Update: November 2017

bj-1-8
Life is precarious near the tracks.

Anna, Kaushik and I were sitting with Jyoti’s family in November 2017 when we spotted Bijay hand peddling quickly up the road towards us.  The usual smile and broad grin were gone, replaced by a look of utter despair. He pleaded “Can you come and look at Anita”? “Of course” we said and followed him to their home by the railway track. Anita was in bad state both physically and mentally. Bijay explained how, in August, Anita was sleeping by the track when she was hit by a train. Her skull was fractured, three ribs were broken, and her hip was damaged causing walking to be a problem – she had survived but only just.

bj-1-9
Anita’s large crescent shaped scar.

She lay slumped just inside the family’s diminutive home of plastic and poles struggling to carry out even the basic of her daily routine like washing in the Ganges or asking for alms near the market. Bijay, Anita and her mother were all anxious, dejected, and unable to find sufficient nourishment to sustain themselves. Bijay badly affected, utterly lost, and didn’t know what to do. Fortunately, Anita’s sister who lived further along the track, came to their rescue and was providing a small daily rice meal. The Hope Foundation Hospital agreed to examine Anita. They found her injuries mostly healed. However, the trauma had emotionally scarred her, and blood analysis showed significant malnutrition and anaemia. We bought three months supply of multivitamins containing vitamin C and iron for Anita and asked her sister to increase her food intake.

The whole family was in a bad way. Anita was blind and had experienced a major accident; Bijay had cerebral palsy; Anita’s mother was old and her heart was weak; and her father suffered from advanced dementia. Anna had noticed three other people nearby were also blind and after Kaushik asked a few questions we came to realise that whole community living nearby were struggling to survive and not able to offer much more support to Anita.

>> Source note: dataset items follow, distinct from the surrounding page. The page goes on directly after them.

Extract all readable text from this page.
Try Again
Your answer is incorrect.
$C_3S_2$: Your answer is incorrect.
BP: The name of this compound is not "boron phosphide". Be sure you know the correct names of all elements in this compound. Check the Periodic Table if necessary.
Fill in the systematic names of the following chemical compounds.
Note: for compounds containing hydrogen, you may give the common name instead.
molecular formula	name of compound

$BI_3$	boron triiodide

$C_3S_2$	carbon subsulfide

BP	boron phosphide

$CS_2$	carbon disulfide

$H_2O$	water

Just before we left for the UK we took one final photograph of Bijay and Anita close to where they lived. We opted for a quiet space away from the tracks and out of public gaze. The image conveys their darkening mood and reflects our feeling of hopelessness. They had heard rumours that the police were about to raid the track community. Such attacks are usually followed bulldozers flattening their homes sent by the City Council who want them to move elsewhere and off railway property.

A couple of days after we returned home we received word that the bulldozers had moved in and that Bijay and Anita were homeless. We are not sure if we will see them again.

bj-1-10
Bijay and Anita living on the edge: two disabled people in love.

 

Update: May 2018

It had been a difficult six months for Anita and Bijay. They had resurrected their plastic shelter on the railway track and when Kaushik found them they were in the process of rebuilding their lives. Physically there were signs of improvement in Anita thanks for intervention by Kaushik. Her wounds had healed leaving a massive scar on her skull and forehead. There were positive signs – her hair was growing, and she was putting on weight again. However, it was clear that she was only slowly emerging from deep depression. Bijay was struggling himself and not being as supportive as he could have been. He has his own disability and struggles to contend with. Anita’s four sisters, her mother and father (who has dementia) and cousins continued to be the bedrock for Anita and Bijay and their intervention kept them both alive and helped them to rebuild their lives. Anita likes to look her best and always dresses well. We decided to buy her a nice outfit to boost her self-confidence and found a relaxing outfit for Bijay too. Slowly, very slowly, Anita began to smile again. We can only hope they will emerge damaged but stronger from their ordeal.

Anita at home, May 2018.
Anita at home, May 2018.
Anita and Bijay in their resurrected home next to the railway line.
Anita and Bijay in their resurrected home next to the railway line.